Category: Industry, Posted: 04/30/2009 at 12:00AM EDT by Plot Wholes, Christos Reid

Today, I watched my fiancé frantically call debit card companies, her parents and various other hotlines as her wallet was stolen on the way home, bag zipped, wallet secure, or so we wrongfully assumed. It got me thinking about how shocking it is when it happens: I've been mugged five times in London, and assaulted on two of those occasions. It was horrifying, scary and I never saw London the same way again. Yet, why does that shock me when I'm perfectly fine with stealing people's silverware in Oblivion, or stealing cars in GTA IV?
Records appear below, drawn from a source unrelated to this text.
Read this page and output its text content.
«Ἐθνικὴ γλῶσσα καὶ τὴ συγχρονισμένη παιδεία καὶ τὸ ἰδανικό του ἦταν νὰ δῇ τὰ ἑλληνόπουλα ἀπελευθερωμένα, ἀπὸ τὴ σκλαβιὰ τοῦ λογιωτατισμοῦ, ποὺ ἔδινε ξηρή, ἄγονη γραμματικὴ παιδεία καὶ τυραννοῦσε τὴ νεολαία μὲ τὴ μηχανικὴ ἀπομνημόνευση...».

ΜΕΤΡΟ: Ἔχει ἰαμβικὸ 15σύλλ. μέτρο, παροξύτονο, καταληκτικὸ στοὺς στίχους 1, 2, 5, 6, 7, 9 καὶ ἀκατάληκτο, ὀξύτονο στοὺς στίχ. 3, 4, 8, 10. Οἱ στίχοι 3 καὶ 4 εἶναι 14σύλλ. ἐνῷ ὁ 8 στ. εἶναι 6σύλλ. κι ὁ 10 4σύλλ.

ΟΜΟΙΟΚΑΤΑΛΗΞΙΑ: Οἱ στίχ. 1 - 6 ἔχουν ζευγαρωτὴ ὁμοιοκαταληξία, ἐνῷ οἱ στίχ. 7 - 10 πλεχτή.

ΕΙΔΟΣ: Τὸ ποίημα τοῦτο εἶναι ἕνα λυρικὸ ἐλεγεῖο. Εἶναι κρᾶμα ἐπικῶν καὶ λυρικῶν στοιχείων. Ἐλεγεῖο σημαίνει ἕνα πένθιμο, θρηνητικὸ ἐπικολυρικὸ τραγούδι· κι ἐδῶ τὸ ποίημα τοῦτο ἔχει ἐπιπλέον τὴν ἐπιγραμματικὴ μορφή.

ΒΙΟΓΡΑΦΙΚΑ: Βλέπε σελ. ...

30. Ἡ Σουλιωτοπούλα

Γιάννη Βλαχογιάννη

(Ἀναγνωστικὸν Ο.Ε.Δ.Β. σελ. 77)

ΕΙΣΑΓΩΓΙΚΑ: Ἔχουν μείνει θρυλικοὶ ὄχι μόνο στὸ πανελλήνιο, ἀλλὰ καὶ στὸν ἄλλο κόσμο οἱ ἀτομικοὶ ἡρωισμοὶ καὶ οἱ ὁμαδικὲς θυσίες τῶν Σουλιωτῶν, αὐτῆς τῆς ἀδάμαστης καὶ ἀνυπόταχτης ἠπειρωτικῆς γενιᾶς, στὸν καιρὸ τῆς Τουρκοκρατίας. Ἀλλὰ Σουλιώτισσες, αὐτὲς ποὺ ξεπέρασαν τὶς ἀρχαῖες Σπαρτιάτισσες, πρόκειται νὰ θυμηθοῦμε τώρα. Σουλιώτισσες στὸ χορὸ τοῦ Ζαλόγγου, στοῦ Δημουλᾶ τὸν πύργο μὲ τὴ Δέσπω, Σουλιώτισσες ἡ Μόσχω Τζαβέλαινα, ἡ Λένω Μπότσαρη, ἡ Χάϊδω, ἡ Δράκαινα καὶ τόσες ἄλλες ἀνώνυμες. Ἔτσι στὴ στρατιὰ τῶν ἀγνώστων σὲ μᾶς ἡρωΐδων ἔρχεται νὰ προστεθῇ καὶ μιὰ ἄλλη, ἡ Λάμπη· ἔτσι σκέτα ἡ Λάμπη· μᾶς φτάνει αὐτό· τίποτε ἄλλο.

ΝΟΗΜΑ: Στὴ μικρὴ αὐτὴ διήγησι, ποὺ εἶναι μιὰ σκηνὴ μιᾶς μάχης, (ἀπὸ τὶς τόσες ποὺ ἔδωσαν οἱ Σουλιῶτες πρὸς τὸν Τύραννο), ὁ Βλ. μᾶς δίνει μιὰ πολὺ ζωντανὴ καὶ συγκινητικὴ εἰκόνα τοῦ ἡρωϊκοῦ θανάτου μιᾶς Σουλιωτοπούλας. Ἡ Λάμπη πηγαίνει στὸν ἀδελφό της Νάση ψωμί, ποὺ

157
Human beings, by nature, are fascinated by crime and morally unjust acts. It's not because we're all secretly unbalanced and hell-bent on violence, crime and the destruction of the socio-political machine that is, at the moment, ticking over rather unsoundly. Jungian analysis of this behaviour would tell us it's a suppressed "shadow": the element of our subconscious that governs phobias, fears, and all the binary opposites to our morals that conjure the monsters we see as we suffer nightmares when the sun goes down.


Challenge a child not to take a cookie from the cookie jar, and I think the classic playground chant will tell you more efficiently than logic who's going to have their hand in said jar when you walk back into the kitchen fifteen minutes later. Challenge a gamer with a flash car, surrounded by police but the knowledge that you can so bomb it down the freeway, hide out for ten seconds and then spray it red to sell it for gun money, and there's a 99% chance they'll shoot the cops into cover, then jump in the flash vehicle and haul ass down the road.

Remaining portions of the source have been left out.